When multiple users update the same data in a shared app, like a chat or game score.
When you want to increase a counter without losing any updates from others.
When you need to make sure a bank transfer either fully happens or doesn't happen at all.
When saving settings that must not get partially saved or corrupted.
When updating inventory stock to avoid selling more items than available.
Commands
This command runs a transaction in Firestore, which is an atomic operation that reads and writes data safely together.
Terminal
firebase firestore:runTransaction --project example-project
Expected OutputExpected
Transaction successfully committed.
--project - Specifies the Firebase project to run the transaction on.
This command fetches the document to verify the data after the atomic transaction.
Terminal
firebase firestore:get example-collection/example-doc --project example-project
Expected OutputExpected
{ "field": "updated value" }
--project - Specifies the Firebase project to fetch data from.
Key Concept

If you remember nothing else from this pattern, remember: atomic operations make sure data changes happen all at once or not at all, preventing errors from partial updates.

Common Mistakes
Trying to update multiple fields separately without a transaction.
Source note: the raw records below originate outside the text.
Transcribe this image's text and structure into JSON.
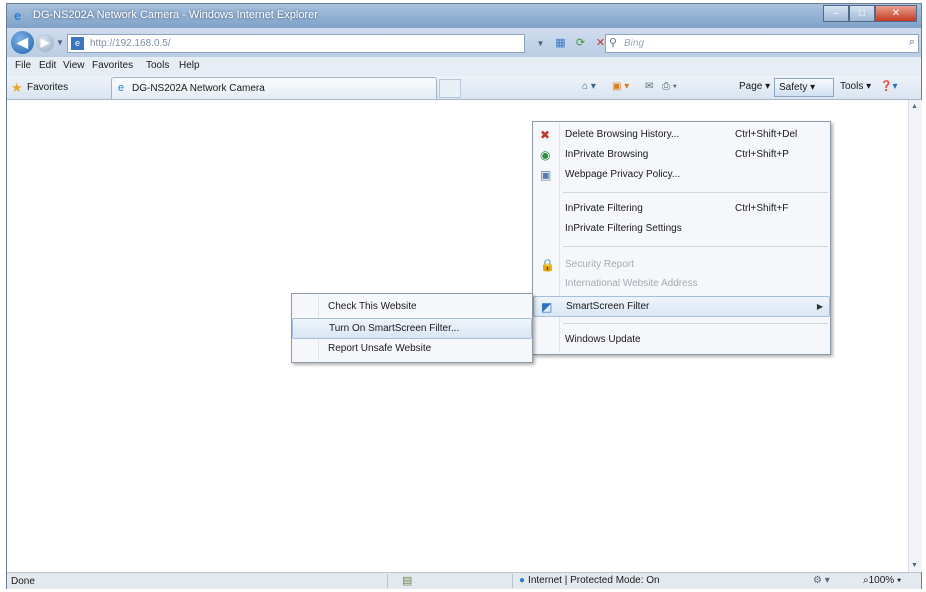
{
  "window": {
    "title": "DG-NS202A Network Camera - Windows Internet Explorer",
    "buttons": {
      "minimize": "–",
      "maximize": "□",
      "close": "✕"
    }
  },
  "nav": {
    "url": "http://192.168.0.5/",
    "search_placeholder": "Bing"
  },
  "menubar": [
    "File",
    "Edit",
    "View",
    "Favorites",
    "Tools",
    "Help"
  ],
  "favorites_bar": {
    "favorites_label": "Favorites",
    "tab_title": "DG-NS202A Network Camera"
  },
  "command_bar": {
    "page": "Page ▾",
    "safety": "Safety ▾",
    "tools": "Tools ▾"
  },
  "safety_menu": {
    "items": [
      {
        "label": "Delete Browsing History...",
        "shortcut": "Ctrl+Shift+Del",
        "icon": "delete-history-icon"
      },
      {
        "label": "InPrivate Browsing",
        "shortcut": "Ctrl+Shift+P",
        "icon": "inprivate-icon"
      },
      {
        "label": "Webpage Privacy Policy...",
        "shortcut": "",
        "icon": "privacy-icon"
      },
      {
        "label": "InPrivate Filtering",
        "shortcut": "Ctrl+Shift+F",
        "icon": ""
      },
      {
        "label": "InPrivate Filtering Settings",
        "shortcut": "",
        "icon": ""
      },
      {
        "label": "Security Report",
        "shortcut": "",
        "icon": "lock-icon",
        "disabled": true
      },
      {
        "label": "International Website Address",
        "shortcut": "",
        "icon": "",
        "disabled": true
      },
      {
        "label": "SmartScreen Filter",
        "shortcut": "",
        "icon": "smartscreen-icon",
        "highlighted": true,
        "submenu": true
      },
      {
        "label": "Windows Update",
        "shortcut": "",
        "icon": ""
      }
    ]
  },
  "smartscreen_submenu": {
    "items": [
      {
        "label": "Check This Website"
      },
      {
        "label": "Turn On SmartScreen Filter...",
        "highlighted": true
      },
      {
        "label": "Report Unsafe Website"
      }
    ]
  },
  "status_bar": {
    "status": "Done",
    "zone": "Internet | Protected Mode: On",
    "zoom": "100%"
  }
}
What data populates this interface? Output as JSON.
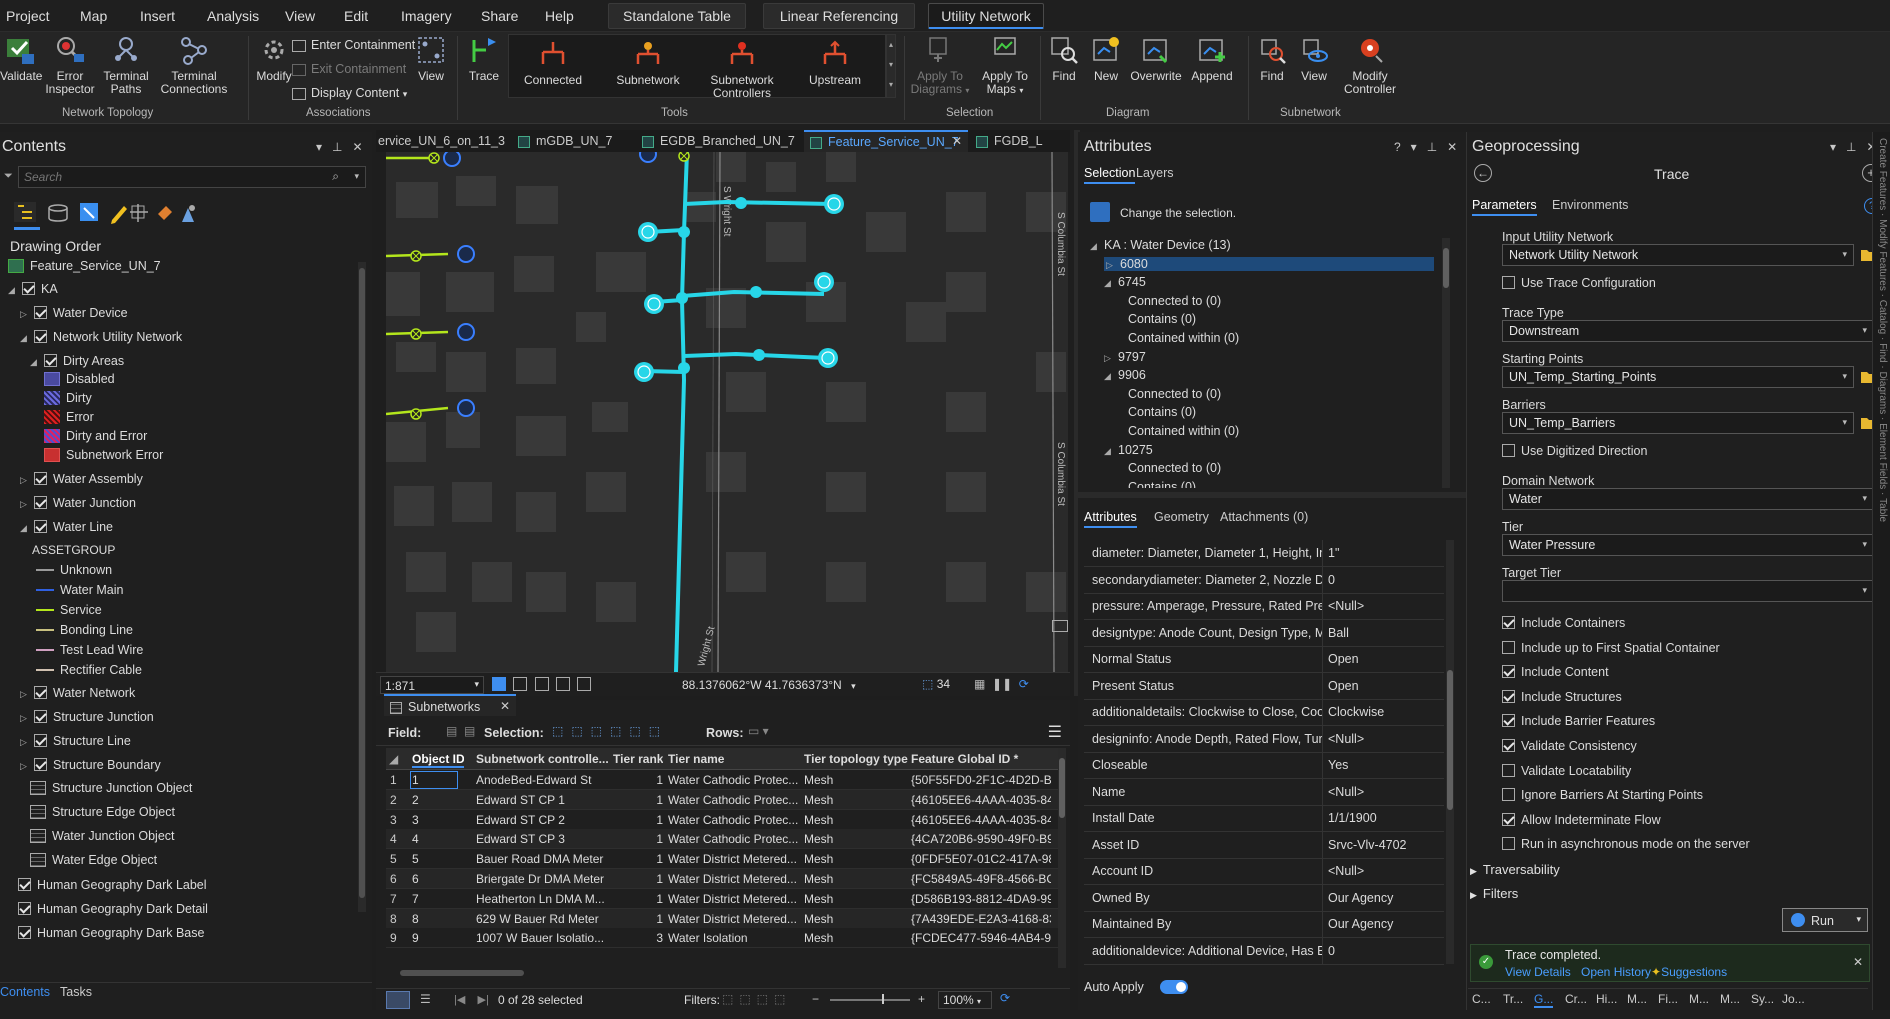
{
  "menubar": {
    "items": [
      "Project",
      "Map",
      "Insert",
      "Analysis",
      "View",
      "Edit",
      "Imagery",
      "Share",
      "Help"
    ],
    "context_tabs": [
      "Standalone Table",
      "Linear Referencing",
      "Utility Network"
    ]
  },
  "ribbon": {
    "network_topology": {
      "label": "Network Topology",
      "validate": "Validate",
      "error_inspector": "Error Inspector",
      "terminal_paths": "Terminal Paths",
      "terminal_connections": "Terminal Connections"
    },
    "associations": {
      "label": "Associations",
      "modify": "Modify",
      "enter_containment": "Enter Containment",
      "exit_containment": "Exit Containment",
      "display_content": "Display Content",
      "view": "View"
    },
    "tools": {
      "label": "Tools",
      "trace": "Trace",
      "connected": "Connected",
      "subnetwork": "Subnetwork",
      "subnetwork_controllers": "Subnetwork Controllers",
      "upstream": "Upstream"
    },
    "selection": {
      "label": "Selection",
      "apply_to_diagrams": "Apply To Diagrams",
      "apply_to_maps": "Apply To Maps"
    },
    "diagram": {
      "label": "Diagram",
      "find": "Find",
      "new": "New",
      "overwrite": "Overwrite",
      "append": "Append"
    },
    "subnetwork": {
      "label": "Subnetwork",
      "find": "Find",
      "view": "View",
      "modify_controller": "Modify Controller"
    }
  },
  "contents": {
    "title": "Contents",
    "search_placeholder": "Search",
    "drawing_order": "Drawing Order",
    "map_name": "Feature_Service_UN_7",
    "ka": "KA",
    "water_device": "Water Device",
    "network_utility_network": "Network Utility Network",
    "dirty_areas": "Dirty Areas",
    "dirty_legend": [
      "Disabled",
      "Dirty",
      "Error",
      "Dirty and Error",
      "Subnetwork Error"
    ],
    "water_assembly": "Water Assembly",
    "water_junction": "Water Junction",
    "water_line": "Water Line",
    "assetgroup": "ASSETGROUP",
    "line_legend": [
      "Unknown",
      "Water Main",
      "Service",
      "Bonding Line",
      "Test Lead Wire",
      "Rectifier Cable"
    ],
    "water_network": "Water Network",
    "structure_junction": "Structure Junction",
    "structure_line": "Structure Line",
    "structure_boundary": "Structure Boundary",
    "objects": [
      "Structure Junction Object",
      "Structure Edge Object",
      "Water Junction Object",
      "Water Edge Object"
    ],
    "basemaps": [
      "Human Geography Dark Label",
      "Human Geography Dark Detail",
      "Human Geography Dark Base"
    ],
    "bottom_tabs": [
      "Contents",
      "Tasks"
    ]
  },
  "map_tabs": [
    "ervice_UN_6_on_11_3",
    "mGDB_UN_7",
    "EGDB_Branched_UN_7",
    "Feature_Service_UN_7",
    "FGDB_L"
  ],
  "map": {
    "scale": "1:871",
    "coords": "88.1376062°W 41.7636373°N",
    "selected_count": "34",
    "streets": [
      "S Wright St",
      "S Columbia St",
      "S Columbia St",
      "Wright St"
    ]
  },
  "table": {
    "tab": "Subnetworks",
    "field_label": "Field:",
    "selection_label": "Selection:",
    "rows_label": "Rows:",
    "columns": [
      "Object ID *",
      "Subnetwork controlle...",
      "Tier rank",
      "Tier name",
      "Tier topology type",
      "Feature Global ID *"
    ],
    "rows": [
      [
        "1",
        "AnodeBed-Edward St",
        "1",
        "Water Cathodic Protec...",
        "Mesh",
        "{50F55FD0-2F1C-4D2D-BD("
      ],
      [
        "2",
        "Edward ST CP 1",
        "1",
        "Water Cathodic Protec...",
        "Mesh",
        "{46105EE6-4AAA-4035-843("
      ],
      [
        "3",
        "Edward ST CP 2",
        "1",
        "Water Cathodic Protec...",
        "Mesh",
        "{46105EE6-4AAA-4035-843("
      ],
      [
        "4",
        "Edward ST CP 3",
        "1",
        "Water Cathodic Protec...",
        "Mesh",
        "{4CA720B6-9590-49F0-B9B5"
      ],
      [
        "5",
        "Bauer Road DMA Meter",
        "1",
        "Water District Metered...",
        "Mesh",
        "{0FDF5E07-01C2-417A-989("
      ],
      [
        "6",
        "Briergate Dr DMA Meter",
        "1",
        "Water District Metered...",
        "Mesh",
        "{FC5849A5-49F8-4566-BC9E"
      ],
      [
        "7",
        "Heatherton Ln DMA M...",
        "1",
        "Water District Metered...",
        "Mesh",
        "{D586B193-8812-4DA9-99F-"
      ],
      [
        "8",
        "629 W Bauer Rd Meter",
        "1",
        "Water District Metered...",
        "Mesh",
        "{7A439EDE-E2A3-4168-838I"
      ],
      [
        "9",
        "1007 W Bauer Isolatio...",
        "3",
        "Water Isolation",
        "Mesh",
        "{FCDEC477-5946-4AB4-9EB"
      ]
    ],
    "selected_status": "0 of 28 selected",
    "filters_label": "Filters:",
    "zoom": "100%"
  },
  "attributes": {
    "title": "Attributes",
    "tabs": [
      "Selection",
      "Layers"
    ],
    "change_selection": "Change the selection.",
    "tree": [
      "KA : Water Device (13)",
      "6080",
      "6745",
      "Connected to (0)",
      "Contains (0)",
      "Contained within (0)",
      "9797",
      "9906",
      "Connected to (0)",
      "Contains (0)",
      "Contained within (0)",
      "10275",
      "Connected to (0)",
      "Contains (0)"
    ],
    "lower_tabs": [
      "Attributes",
      "Geometry",
      "Attachments (0)"
    ],
    "rows": [
      [
        "diameter: Diameter, Diameter 1, Height, Inle",
        "1\""
      ],
      [
        "secondarydiameter: Diameter 2, Nozzle Diar",
        "0"
      ],
      [
        "pressure: Amperage, Pressure, Rated Pressu",
        "<Null>"
      ],
      [
        "designtype: Anode Count, Design Type, Ma",
        "Ball"
      ],
      [
        "Normal Status",
        "Open"
      ],
      [
        "Present Status",
        "Open"
      ],
      [
        "additionaldetails: Clockwise to Close, Coolir",
        "Clockwise"
      ],
      [
        "designinfo: Anode Depth, Rated Flow, Turn:",
        "<Null>"
      ],
      [
        "Closeable",
        "Yes"
      ],
      [
        "Name",
        "<Null>"
      ],
      [
        "Install Date",
        "1/1/1900"
      ],
      [
        "Asset ID",
        "Srvc-Vlv-4702"
      ],
      [
        "Account ID",
        "<Null>"
      ],
      [
        "Owned By",
        "Our Agency"
      ],
      [
        "Maintained By",
        "Our Agency"
      ],
      [
        "additionaldevice: Additional Device, Has By",
        "0"
      ]
    ],
    "auto_apply": "Auto Apply"
  },
  "geoprocessing": {
    "title": "Geoprocessing",
    "tool": "Trace",
    "tabs": [
      "Parameters",
      "Environments"
    ],
    "input_utility_network_label": "Input Utility Network",
    "input_utility_network": "Network Utility Network",
    "use_trace_configuration": "Use Trace Configuration",
    "trace_type_label": "Trace Type",
    "trace_type": "Downstream",
    "starting_points_label": "Starting Points",
    "starting_points": "UN_Temp_Starting_Points",
    "barriers_label": "Barriers",
    "barriers": "UN_Temp_Barriers",
    "use_digitized_direction": "Use Digitized Direction",
    "domain_network_label": "Domain Network",
    "domain_network": "Water",
    "tier_label": "Tier",
    "tier": "Water Pressure",
    "target_tier_label": "Target Tier",
    "target_tier": "",
    "checks": [
      {
        "label": "Include Containers",
        "checked": true
      },
      {
        "label": "Include up to First Spatial Container",
        "checked": false
      },
      {
        "label": "Include Content",
        "checked": true
      },
      {
        "label": "Include Structures",
        "checked": true
      },
      {
        "label": "Include Barrier Features",
        "checked": true
      },
      {
        "label": "Validate Consistency",
        "checked": true
      },
      {
        "label": "Validate Locatability",
        "checked": false
      },
      {
        "label": "Ignore Barriers At Starting Points",
        "checked": false
      },
      {
        "label": "Allow Indeterminate Flow",
        "checked": true
      },
      {
        "label": "Run in asynchronous mode on the server",
        "checked": false
      }
    ],
    "traversability": "Traversability",
    "filters": "Filters",
    "run": "Run",
    "status": "Trace completed.",
    "view_details": "View Details",
    "open_history": "Open History",
    "suggestions": "Suggestions",
    "bottom_tabs": [
      "C...",
      "Tr...",
      "G...",
      "Cr...",
      "Hi...",
      "M...",
      "Fi...",
      "M...",
      "M...",
      "Sy...",
      "Jo..."
    ]
  },
  "side_strip": [
    "Create Features",
    "Modify Features",
    "Catalog",
    "Find",
    "Diagrams",
    "Element Fields",
    "Table"
  ],
  "colors": {
    "accent": "#3e8ef0",
    "network": "#27d6e8",
    "service": "#b4e61c",
    "panel": "#1f1f1f"
  }
}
This can cause data conflicts or partial updates if something fails in between.
Use a transaction or batch write to update all fields together atomically.
Not handling transaction failures or retries.
Transactions can fail due to conflicts, and ignoring this can cause lost updates.
Always include retry logic or error handling when using transactions.
Summary
Atomic operations in Firebase Firestore ensure data changes happen fully or not at all.
Use transactions to safely read and write data together without conflicts.
Always verify data after transactions and handle possible failures.